Süddeutsche Zeitung

Urteil des Europäischen Gerichtshofs für Menschenrechte:Komapatient soll sterben

  • Dem Franzosen Vincent Lambert darf passive Sterbehilfe geleistet werden. Das hat der Europäische Gerichtshof für Menschenrechte in Straßburg entschieden.
  • Lambert liegt seit Jahren im Wachkoma. Seine Ärzte wollen ihn sterben lassen, der französische Verfassungsrat hatte die Entscheidung gebilligt.
  • Lamberts Eltern wollen seinen Tod verhindern. Deshalb sind sie vor den Europäischen Gerichtshof für Menschenrechte gezogen.
  • Der Fall hat in Frankreich für hitzige Debatten zwischen Befürwortern und Gegnern der passiven Sterbehilfe gesorgt.

Der Europäische Gerichtshof für Menschenrechte (EGMR) hat entschieden, dass dem Franzosen Vincent Lambert passive Sterbehilfe geleistet werden darf. Der Fall sorgte in Frankreich seit Jahren für hitzige Debatten zwischen Befürwortern und Gegnern der passiven Sterbehilfe.

Lambert hatte bei einem Verkehrsunfall im Jahr 2008 schwere Hirnverletzungen erlitten, er liegt seitdem im Wachkoma. Seit 2011 hat sich sein Zustand deutlich verschlechtert. Aussicht auf Besserung besteht für den 39-Jährigen offenbar nicht. Die für Lambert verantwortlichen Ärzte hatten deshalb entschieden, die künstliche Ernährung zu beenden und ihn sterben zu lassen. Im Juni 2014 billigte der französische Verfassungsrat - das höchste Verwaltungsgerichts des Landes - den Beschluss.

Lamberts Eltern, streng gläubige Katholiken, wollen den Tod ihres Sohnes jedoch verhindern und waren deshalb vor den Straßburger Gerichtshof gezogen. Unterstützt werden sie von einem Bruder und einer Halbschwester des Patienten.
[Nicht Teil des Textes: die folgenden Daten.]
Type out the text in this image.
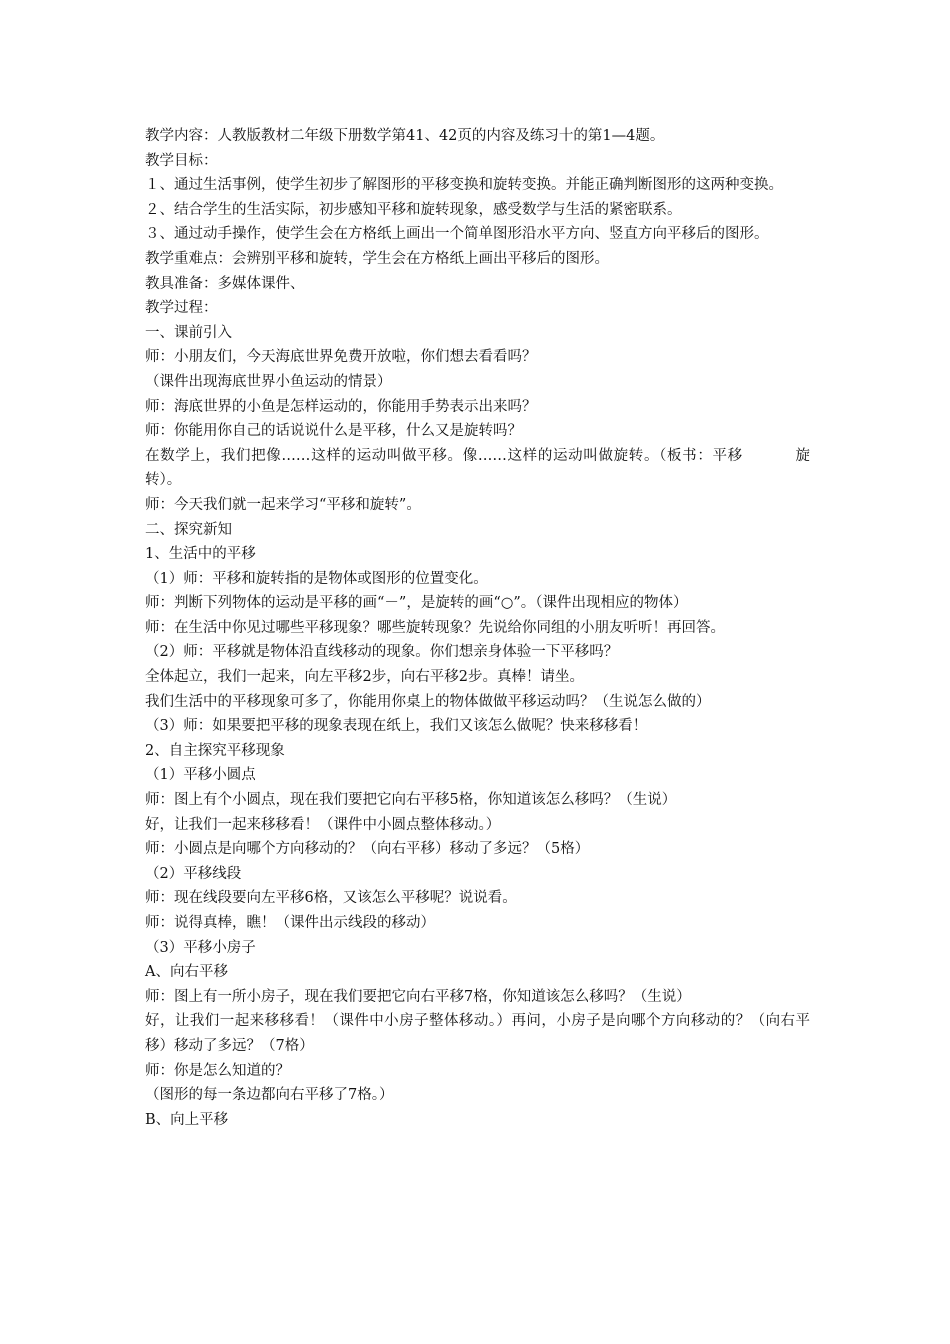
教学内容：人教版教材二年级下册数学第41、42页的内容及练习十的第1—4题。

教学目标：

１、通过生活事例，使学生初步了解图形的平移变换和旋转变换。并能正确判断图形的这两种变换。

２、结合学生的生活实际，初步感知平移和旋转现象，感受数学与生活的紧密联系。

３、通过动手操作，使学生会在方格纸上画出一个简单图形沿水平方向、竖直方向平移后的图形。

教学重难点：会辨别平移和旋转，学生会在方格纸上画出平移后的图形。

教具准备：多媒体课件、

教学过程：

一、课前引入

师：小朋友们，今天海底世界免费开放啦，你们想去看看吗？

（课件出现海底世界小鱼运动的情景）

师：海底世界的小鱼是怎样运动的，你能用手势表示出来吗？

师：你能用你自己的话说说什么是平移，什么又是旋转吗？

在数学上，我们把像……这样的运动叫做平移。像……这样的运动叫做旋转。（板书：平移          旋转）。

师：今天我们就一起来学习“平移和旋转”。

二、探究新知

1、生活中的平移

（1）师：平移和旋转指的是物体或图形的位置变化。

师：判断下列物体的运动是平移的画“－”，是旋转的画“○”。（课件出现相应的物体）

师：在生活中你见过哪些平移现象？哪些旋转现象？先说给你同组的小朋友听听！再回答。

（2）师：平移就是物体沿直线移动的现象。你们想亲身体验一下平移吗？

全体起立，我们一起来，向左平移2步，向右平移2步。真棒！请坐。

我们生活中的平移现象可多了，你能用你桌上的物体做做平移运动吗？（生说怎么做的）

（3）师：如果要把平移的现象表现在纸上，我们又该怎么做呢？快来移移看！

2、自主探究平移现象

（1）平移小圆点

师：图上有个小圆点，现在我们要把它向右平移5格，你知道该怎么移吗？（生说）

好，让我们一起来移移看！（课件中小圆点整体移动。）

师：小圆点是向哪个方向移动的？（向右平移）移动了多远？（5格）

（2）平移线段

师：现在线段要向左平移6格，又该怎么平移呢？说说看。

师：说得真棒，瞧！（课件出示线段的移动）

（3）平移小房子

A、向右平移

师：图上有一所小房子，现在我们要把它向右平移7格，你知道该怎么移吗？（生说）

好，让我们一起来移移看！（课件中小房子整体移动。）再问，小房子是向哪个方向移动的？（向右平移）移动了多远？（7格）

师：你是怎么知道的？

（图形的每一条边都向右平移了7格。）

B、向上平移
Bei einer Anhörung im Januar betonten sie, ein Aussetzen der Nahrungszufuhr wäre nichts anderes als "versteckte Euthanasie" und damit ein Verstoß gegen das Grundrecht auf Schutz des Lebens. "Vincent ist nicht am Ende seines Lebens, er ist behindert", sagte seine Mutter. Die Eltern machen zudem geltend, dass die Ärzte gegen das Verbot von Misshandlung und Folter verstießen, sollten sie ihren Sohn verhungern und verdursten lassen.

Lamberts Frau, fünf seiner Geschwister und ein Neffe fordern hingegen für den 39-Jährigen das Recht zu sterben. Sie nehmen an dem Verfahren als Nebenpartei teil.
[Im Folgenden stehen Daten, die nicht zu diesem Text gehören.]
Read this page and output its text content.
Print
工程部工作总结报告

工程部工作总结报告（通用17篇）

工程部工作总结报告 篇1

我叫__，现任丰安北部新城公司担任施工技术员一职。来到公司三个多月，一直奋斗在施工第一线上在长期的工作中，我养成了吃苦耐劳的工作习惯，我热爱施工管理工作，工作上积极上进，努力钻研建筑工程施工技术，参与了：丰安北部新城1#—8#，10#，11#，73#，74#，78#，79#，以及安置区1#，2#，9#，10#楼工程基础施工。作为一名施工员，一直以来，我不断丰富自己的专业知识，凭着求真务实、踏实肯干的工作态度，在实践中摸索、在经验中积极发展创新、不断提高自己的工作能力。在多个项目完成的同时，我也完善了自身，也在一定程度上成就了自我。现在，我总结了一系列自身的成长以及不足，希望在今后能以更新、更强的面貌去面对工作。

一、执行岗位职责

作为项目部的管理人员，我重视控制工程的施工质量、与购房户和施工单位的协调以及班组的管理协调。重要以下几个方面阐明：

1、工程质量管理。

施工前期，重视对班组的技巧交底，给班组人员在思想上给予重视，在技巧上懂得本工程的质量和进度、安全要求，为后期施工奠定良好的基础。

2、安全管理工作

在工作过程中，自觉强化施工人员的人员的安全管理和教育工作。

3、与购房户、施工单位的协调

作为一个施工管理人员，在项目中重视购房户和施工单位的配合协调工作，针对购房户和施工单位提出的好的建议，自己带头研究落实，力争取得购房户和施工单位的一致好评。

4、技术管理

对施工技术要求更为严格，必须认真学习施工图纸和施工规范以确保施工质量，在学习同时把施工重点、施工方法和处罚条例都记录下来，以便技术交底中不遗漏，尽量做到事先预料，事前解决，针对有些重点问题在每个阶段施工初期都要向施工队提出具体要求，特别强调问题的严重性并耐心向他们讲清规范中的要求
"Er wollte auf keinen Fall in permanentem vegetativen Zustand leben", versicherte der Neffe François Lambert bei der Anhörung in Straßburg. Auch Lamberts Frau erklärt, ihr Mann habe sich nie gewünscht, dass sein Leben künstlich verlängert werde. Eine Patientenverfügung von ihm gibt es allerdings nicht.

Die französische Justiz stützte ihre Entscheidung zugunsten einer passiven Sterbehilfe auch auf Aussagen von Ärzten im Universitätskrankenhaus der ostfranzösischen Stadt Reims, in dem der Patient seit dem Unfall im September 2008 liegt. Demnach sind bei dem Patienten nur noch geringfügige Bewusstseinsanzeichen vorhanden. Außerdem ließ Lambert den Angaben zufolge wiederholt Widerstand gegen eine weitere Pflege erkennen.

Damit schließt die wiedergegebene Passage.